Sivas Katliamında iki çocuğunu yitiren ( Menekşe ve Koray ) ozan İsmail Kaya'nında katıldığı anma programında türküler ve şiirler okundu, katliam bir kez daha lanetlendi.

Başkan Recep Ergül yaptığı açıklamada;

" 31 yıl geçmesine rağmen, Sivas 'ın acısı ilk günkü gibi.

Sivas Şehitlerini bir kez daha saygıyla anıyor, bir daha aynı acıların yaşanmamasını diliyoruz. Madımak, en kısa zamanda utanç müzesi olmalıdır " dedi.

İki çocuğunu yitiren Ozan İsmail KAYA ise "Biz semah dönmek için buraya geldik, yanarak öleceğimizden haberimiz yoktu" dedi.

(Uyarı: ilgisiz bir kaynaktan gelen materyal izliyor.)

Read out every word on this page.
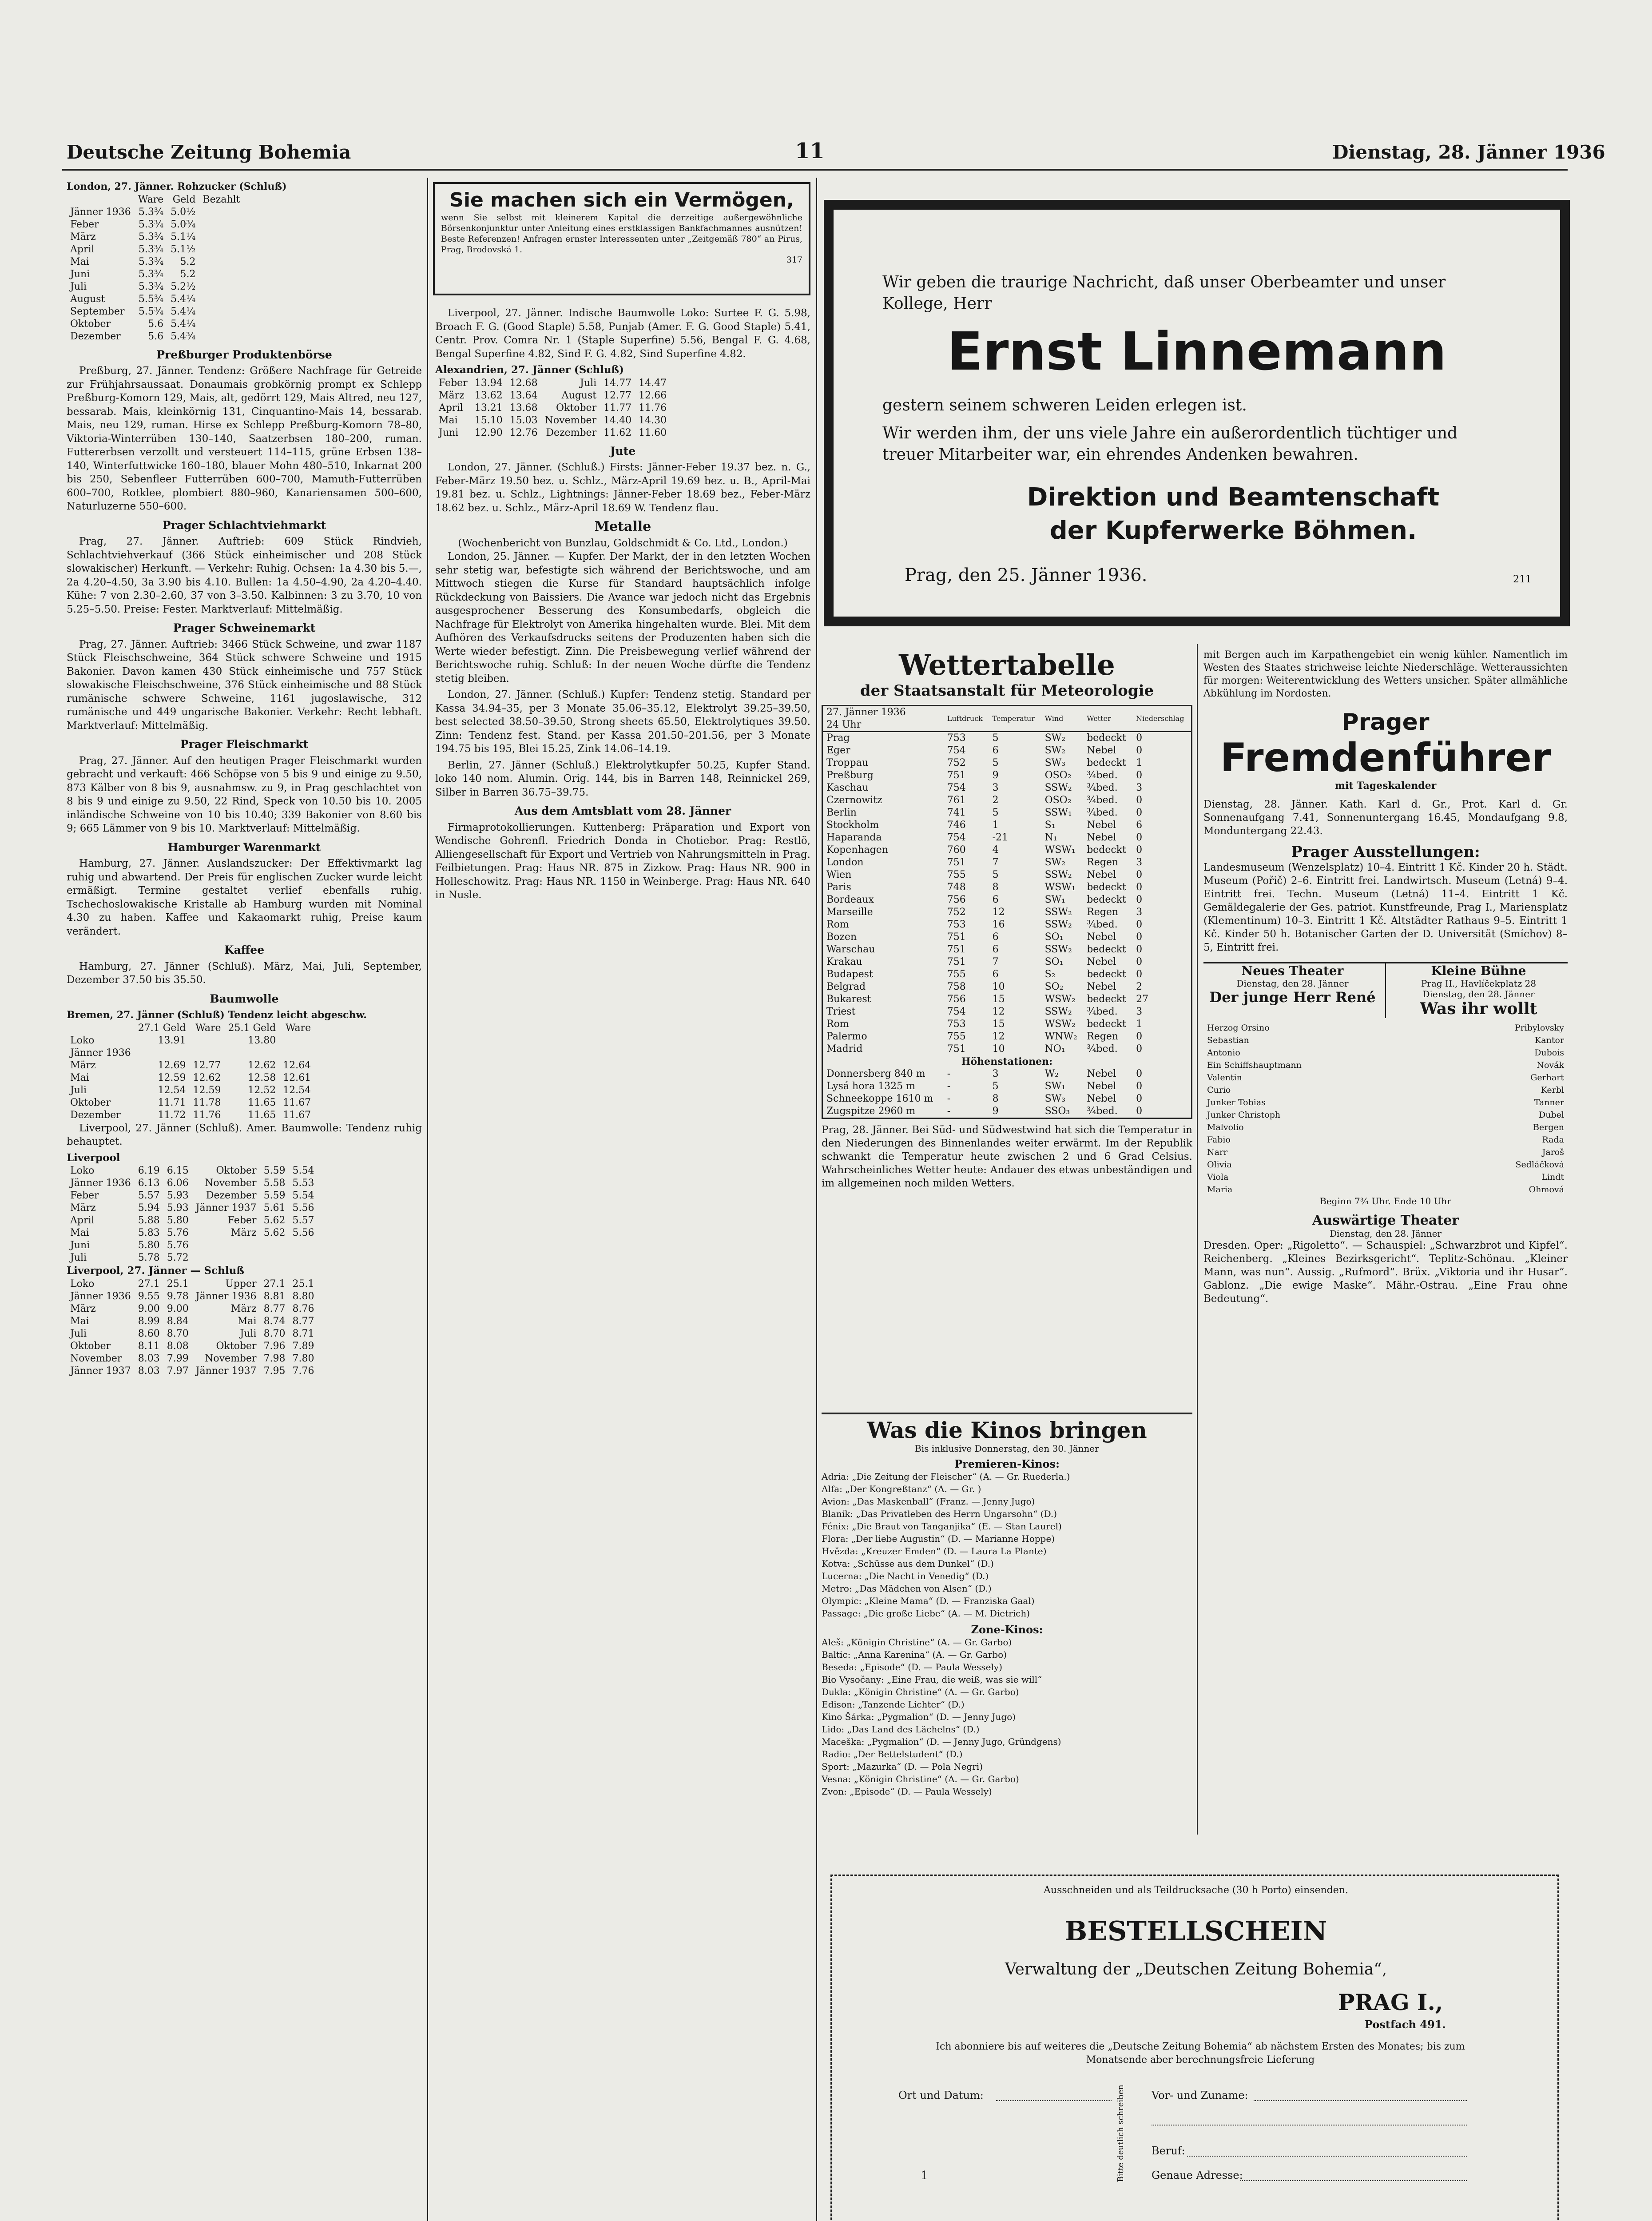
Deutsche Zeitung Bohemia	11	Dienstag, 28. Jänner 1936
London, 27. Jänner. Rohzucker (Schluß)
	Ware	Geld	Bezahlt
Jänner 1936	5.3¾	5.0½	
Feber	5.3¾	5.0¾	
März	5.3¾	5.1¼	
April	5.3¾	5.1½	
Mai	5.3¾	5.2	
Juni	5.3¾	5.2	
Juli	5.3¾	5.2½	
August	5.5¾	5.4¼	
September	5.5¾	5.4¼	
Oktober	5.6	5.4¼	
Dezember	5.6	5.4¾	
Preßburger Produktenbörse

Preßburg, 27. Jänner. Tendenz: Größere Nachfrage für Getreide zur Frühjahrsaussaat. Donaumais grobkörnig prompt ex Schlepp Preßburg-Komorn 129, Mais, alt, gedörrt 129, Mais Altred, neu 127, bessarab. Mais, kleinkörnig 131, Cinquantino-Mais 14, bessarab. Mais, neu 129, ruman. Hirse ex Schlepp Preßburg-Komorn 78–80, Viktoria-Winterrüben 130–140, Saatzerbsen 180–200, ruman. Futtererbsen verzollt und versteuert 114–115, grüne Erbsen 138–140, Winterfuttwicke 160–180, blauer Mohn 480–510, Inkarnat 200 bis 250, Sebenfleer Futterrüben 600–700, Mamuth-Futterrüben 600–700, Rotklee, plombiert 880–960, Kanariensamen 500–600, Naturluzerne 550–600.

Prager Schlachtviehmarkt

Prag, 27. Jänner. Auftrieb: 609 Stück Rindvieh, Schlachtviehverkauf (366 Stück einheimischer und 208 Stück slowakischer) Herkunft. — Verkehr: Ruhig. Ochsen: 1a 4.30 bis 5.—, 2a 4.20–4.50, 3a 3.90 bis 4.10. Bullen: 1a 4.50–4.90, 2a 4.20–4.40. Kühe: 7 von 2.30–2.60, 37 von 3–3.50. Kalbinnen: 3 zu 3.70, 10 von 5.25–5.50. Preise: Fester. Marktverlauf: Mittelmäßig.

Prager Schweinemarkt

Prag, 27. Jänner. Auftrieb: 3466 Stück Schweine, und zwar 1187 Stück Fleischschweine, 364 Stück schwere Schweine und 1915 Bakonier. Davon kamen 430 Stück einheimische und 757 Stück slowakische Fleischschweine, 376 Stück einheimische und 88 Stück rumänische schwere Schweine, 1161 jugoslawische, 312 rumänische und 449 ungarische Bakonier. Verkehr: Recht lebhaft. Marktverlauf: Mittelmäßig.

Prager Fleischmarkt

Prag, 27. Jänner. Auf den heutigen Prager Fleischmarkt wurden gebracht und verkauft: 466 Schöpse von 5 bis 9 und einige zu 9.50, 873 Kälber von 8 bis 9, ausnahmsw. zu 9, in Prag geschlachtet von 8 bis 9 und einige zu 9.50, 22 Rind, Speck von 10.50 bis 10. 2005 inländische Schweine von 10 bis 10.40; 339 Bakonier von 8.60 bis 9; 665 Lämmer von 9 bis 10. Marktverlauf: Mittelmäßig.

Hamburger Warenmarkt

Hamburg, 27. Jänner. Auslandszucker: Der Effektivmarkt lag ruhig und abwartend. Der Preis für englischen Zucker wurde leicht ermäßigt. Termine gestaltet verlief ebenfalls ruhig. Tschechoslowakische Kristalle ab Hamburg wurden mit Nominal 4.30 zu haben. Kaffee und Kakaomarkt ruhig, Preise kaum verändert.

Kaffee

Hamburg, 27. Jänner (Schluß). März, Mai, Juli, September, Dezember 37.50 bis 35.50.

Baumwolle
Bremen, 27. Jänner (Schluß) Tendenz leicht abgeschw.
	27.1 Geld	Ware	25.1 Geld	Ware
Loko	13.91		13.80	
Jänner 1936				
März	12.69	12.77	12.62	12.64
Mai	12.59	12.62	12.58	12.61
Juli	12.54	12.59	12.52	12.54
Oktober	11.71	11.78	11.65	11.67
Dezember	11.72	11.76	11.65	11.67

Liverpool, 27. Jänner (Schluß). Amer. Baumwolle: Tendenz ruhig behauptet.

Liverpool
Loko	6.19	6.15	Oktober	5.59	5.54
Jänner 1936	6.13	6.06	November	5.58	5.53
Feber	5.57	5.93	Dezember	5.59	5.54
März	5.94	5.93	Jänner 1937	5.61	5.56
April	5.88	5.80	Feber	5.62	5.57
Mai	5.83	5.76	März	5.62	5.56
Juni	5.80	5.76			
Juli	5.78	5.72			
Liverpool, 27. Jänner — Schluß
Loko	27.1	25.1	Upper	27.1	25.1
Jänner 1936	9.55	9.78	Jänner 1936	8.81	8.80
März	9.00	9.00	März	8.77	8.76
Mai	8.99	8.84	Mai	8.74	8.77
Juli	8.60	8.70	Juli	8.70	8.71
Oktober	8.11	8.08	Oktober	7.96	7.89
November	8.03	7.99	November	7.98	7.80
Jänner 1937	8.03	7.97	Jänner 1937	7.95	7.76
Sie machen sich ein Vermögen,
wenn Sie selbst mit kleinerem Kapital die derzeitige außergewöhnliche Börsenkonjunktur unter Anleitung eines erstklassigen Bankfachmannes ausnützen! Beste Referenzen! Anfragen ernster Interessenten unter „Zeitgemäß 780“ an Pirus, Prag, Brodovská 1.
317

Liverpool, 27. Jänner. Indische Baumwolle Loko: Surtee F. G. 5.98, Broach F. G. (Good Staple) 5.58, Punjab (Amer. F. G. Good Staple) 5.41, Centr. Prov. Comra Nr. 1 (Staple Superfine) 5.56, Bengal F. G. 4.68, Bengal Superfine 4.82, Sind F. G. 4.82, Sind Superfine 4.82.

Alexandrien, 27. Jänner (Schluß)
Feber	13.94	12.68	Juli	14.77	14.47
März	13.62	13.64	August	12.77	12.66
April	13.21	13.68	Oktober	11.77	11.76
Mai	15.10	15.03	November	14.40	14.30
Juni	12.90	12.76	Dezember	11.62	11.60
Jute

London, 27. Jänner. (Schluß.) Firsts: Jänner-Feber 19.37 bez. n. G., Feber-März 19.50 bez. u. Schlz., März-April 19.69 bez. u. B., April-Mai 19.81 bez. u. Schlz., Lightnings: Jänner-Feber 18.69 bez., Feber-März 18.62 bez. u. Schlz., März-April 18.69 W. Tendenz flau.

Metalle
(Wochenbericht von Bunzlau, Goldschmidt & Co. Ltd., London.)

London, 25. Jänner. — Kupfer. Der Markt, der in den letzten Wochen sehr stetig war, befestigte sich während der Berichtswoche, und am Mittwoch stiegen die Kurse für Standard hauptsächlich infolge Rückdeckung von Baissiers. Die Avance war jedoch nicht das Ergebnis ausgesprochener Besserung des Konsumbedarfs, obgleich die Nachfrage für Elektrolyt von Amerika hingehalten wurde. Blei. Mit dem Aufhören des Verkaufsdrucks seitens der Produzenten haben sich die Werte wieder befestigt. Zinn. Die Preisbewegung verlief während der Berichtswoche ruhig. Schluß: In der neuen Woche dürfte die Tendenz stetig bleiben.

London, 27. Jänner. (Schluß.) Kupfer: Tendenz stetig. Standard per Kassa 34.94–35, per 3 Monate 35.06–35.12, Elektrolyt 39.25–39.50, best selected 38.50–39.50, Strong sheets 65.50, Elektrolytiques 39.50. Zinn: Tendenz fest. Stand. per Kassa 201.50–201.56, per 3 Monate 194.75 bis 195, Blei 15.25, Zink 14.06–14.19.

Berlin, 27. Jänner (Schluß.) Elektrolytkupfer 50.25, Kupfer Stand. loko 140 nom. Alumin. Orig. 144, bis in Barren 148, Reinnickel 269, Silber in Barren 36.75–39.75.

Aus dem Amtsblatt vom 28. Jänner

Firmaprotokollierungen. Kuttenberg: Präparation und Export von Wendische Gohrenfl. Friedrich Donda in Chotiebor. Prag: Restlö, Alliengesellschaft für Export und Vertrieb von Nahrungsmitteln in Prag. Feilbietungen. Prag: Haus NR. 875 in Zizkow. Prag: Haus NR. 900 in Holleschowitz. Prag: Haus NR. 1150 in Weinberge. Prag: Haus NR. 640 in Nusle.

Wir geben die traurige Nachricht, daß unser Oberbeamter und unser Kollege, Herr
Ernst Linnemann
gestern seinem schweren Leiden erlegen ist.
Wir werden ihm, der uns viele Jahre ein außerordentlich tüchtiger und treuer Mitarbeiter war, ein ehrendes Andenken bewahren.
Direktion und Beamtenschaft
der Kupferwerke Böhmen.
Prag, den 25. Jänner 1936.	211
Wettertabelle
der Staatsanstalt für Meteorologie
27. Jänner 1936
24 Uhr	Luftdruck	Temperatur	Wind	Wetter	Niederschlag
Prag	753	5	SW₂	bedeckt	0
Eger	754	6	SW₂	Nebel	0
Troppau	752	5	SW₃	bedeckt	1
Preßburg	751	9	OSO₂	¾bed.	0
Kaschau	754	3	SSW₂	¾bed.	3
Czernowitz	761	2	OSO₂	¾bed.	0
Berlin	741	5	SSW₁	¾bed.	0
Stockholm	746	1	S₁	Nebel	6
Haparanda	754	-21	N₁	Nebel	0
Kopenhagen	760	4	WSW₁	bedeckt	0
London	751	7	SW₂	Regen	3
Wien	755	5	SSW₂	Nebel	0
Paris	748	8	WSW₁	bedeckt	0
Bordeaux	756	6	SW₁	bedeckt	0
Marseille	752	12	SSW₂	Regen	3
Rom	753	16	SSW₂	¾bed.	0
Bozen	751	6	SO₁	Nebel	0
Warschau	751	6	SSW₂	bedeckt	0
Krakau	751	7	SO₁	Nebel	0
Budapest	755	6	S₂	bedeckt	0
Belgrad	758	10	SO₂	Nebel	2
Bukarest	756	15	WSW₂	bedeckt	27
Triest	754	12	SSW₂	¾bed.	3
Rom	753	15	WSW₂	bedeckt	1
Palermo	755	12	WNW₂	Regen	0
Madrid	751	10	NO₁	¾bed.	0
Höhenstationen:					
Donnersberg 840 m	-	3	W₂	Nebel	0
Lysá hora 1325 m	-	5	SW₁	Nebel	0
Schneekoppe 1610 m	-	8	SW₃	Nebel	0
Zugspitze 2960 m	-	9	SSO₃	¾bed.	0
Prag, 28. Jänner. Bei Süd- und Südwestwind hat sich die Temperatur in den Niederungen des Binnenlandes weiter erwärmt. Im der Republik schwankt die Temperatur heute zwischen 2 und 6 Grad Celsius. Wahrscheinliches Wetter heute: Andauer des etwas unbeständigen und im allgemeinen noch milden Wetters.
Was die Kinos bringen
Bis inklusive Donnerstag, den 30. Jänner
Premieren-Kinos:
Adria: „Die Zeitung der Fleischer“ (A. — Gr. Ruederla.)
Alfa: „Der Kongreßtanz“ (A. — Gr. )
Avion: „Das Maskenball“ (Franz. — Jenny Jugo)
Blaník: „Das Privatleben des Herrn Ungarsohn“ (D.)
Fénix: „Die Braut von Tanganjika“ (E. — Stan Laurel)
Flora: „Der liebe Augustin“ (D. — Marianne Hoppe)
Hvězda: „Kreuzer Emden“ (D. — Laura La Plante)
Kotva: „Schüsse aus dem Dunkel“ (D.)
Lucerna: „Die Nacht in Venedig“ (D.)
Metro: „Das Mädchen von Alsen“ (D.)
Olympic: „Kleine Mama“ (D. — Franziska Gaal)
Passage: „Die große Liebe“ (A. — M. Dietrich)
Zone-Kinos:
Aleš: „Königin Christine“ (A. — Gr. Garbo)
Baltic: „Anna Karenina“ (A. — Gr. Garbo)
Beseda: „Episode“ (D. — Paula Wessely)
Bio Vysočany: „Eine Frau, die weiß, was sie will“
Dukla: „Königin Christine“ (A. — Gr. Garbo)
Edison: „Tanzende Lichter“ (D.)
Kino Šárka: „Pygmalion“ (D. — Jenny Jugo)
Lido: „Das Land des Lächelns“ (D.)
Maceška: „Pygmalion“ (D. — Jenny Jugo, Gründgens)
Radio: „Der Bettelstudent“ (D.)
Sport: „Mazurka“ (D. — Pola Negri)
Vesna: „Königin Christine“ (A. — Gr. Garbo)
Zvon: „Episode“ (D. — Paula Wessely)
mit Bergen auch im Karpathengebiet ein wenig kühler. Namentlich im Westen des Staates strichweise leichte Niederschläge. Wetteraussichten für morgen: Weiterentwicklung des Wetters unsicher. Später allmähliche Abkühlung im Nordosten.
Prager
Fremdenführer
mit Tageskalender
Dienstag, 28. Jänner. Kath. Karl d. Gr., Prot. Karl d. Gr. Sonnenaufgang 7.41, Sonnenuntergang 16.45, Mondaufgang 9.8, Monduntergang 22.43.
Prager Ausstellungen:
Landesmuseum (Wenzelsplatz) 10–4. Eintritt 1 Kč. Kinder 20 h. Städt. Museum (Pořič) 2–6. Eintritt frei. Landwirtsch. Museum (Letná) 9–4. Eintritt frei. Techn. Museum (Letná) 11–4. Eintritt 1 Kč. Gemäldegalerie der Ges. patriot. Kunstfreunde, Prag I., Mariensplatz (Klementinum) 10–3. Eintritt 1 Kč. Altstädter Rathaus 9–5. Eintritt 1 Kč. Kinder 50 h. Botanischer Garten der D. Universität (Smíchov) 8–5, Eintritt frei.
Neues Theater
Dienstag, den 28. Jänner
Der junge Herr René
Kleine Bühne
Prag II., Havlíčekplatz 28
Dienstag, den 28. Jänner
Was ihr wollt
Herzog Orsino	Pribylovsky
Sebastian	Kantor
Antonio	Dubois
Ein Schiffshauptmann	Novák
Valentin	Gerhart
Curio	Kerbl
Junker Tobias	Tanner
Junker Christoph	Dubel
Malvolio	Bergen
Fabio	Rada
Narr	Jaroš
Olivia	Sedláčková
Viola	Lindt
Maria	Ohmová
Beginn 7¾ Uhr. Ende 10 Uhr
Auswärtige Theater
Dienstag, den 28. Jänner
Dresden. Oper: „Rigoletto“. — Schauspiel: „Schwarzbrot und Kipfel“. Reichenberg. „Kleines Bezirksgericht“. Teplitz-Schönau. „Kleiner Mann, was nun“. Aussig. „Rufmord“. Brüx. „Viktoria und ihr Husar“. Gablonz. „Die ewige Maske“. Mähr.-Ostrau. „Eine Frau ohne Bedeutung“.
Ausschneiden und als Teildrucksache (30 h Porto) einsenden.
BESTELLSCHEIN
Verwaltung der „Deutschen Zeitung Bohemia“,
PRAG I.,
Postfach 491.
Ich abonniere bis auf weiteres die „Deutsche Zeitung Bohemia“ ab nächstem Ersten des Monates; bis zum Monatsende aber berechnungsfreie Lieferung
Ort und Datum:	Bitte deutlich schreiben Vor- und Zuname:
Beruf:
Genaue Adresse:
1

MADIMAK OTEL'DE NE OLMUŞTU?

2 Temmuz 1993 tarihinde, Sivas'ta Pir Sultan Abdal Şenlikleri sırasında bir grup radikal, etkinliklere katılan sanatçı ve aydınların kaldığı Madımak Otel'i ateşe verdi. Bu saldırı sonucunda otelde bulunan 33 aydın, 2 otel çalışanı ve 2 gösterici olmak üzere toplam 37 kişi hayatını kaybetti. Olay, Türkiye'nin yakın tarihindeki en acı olaylardan biri olarak hafızalara kazındı.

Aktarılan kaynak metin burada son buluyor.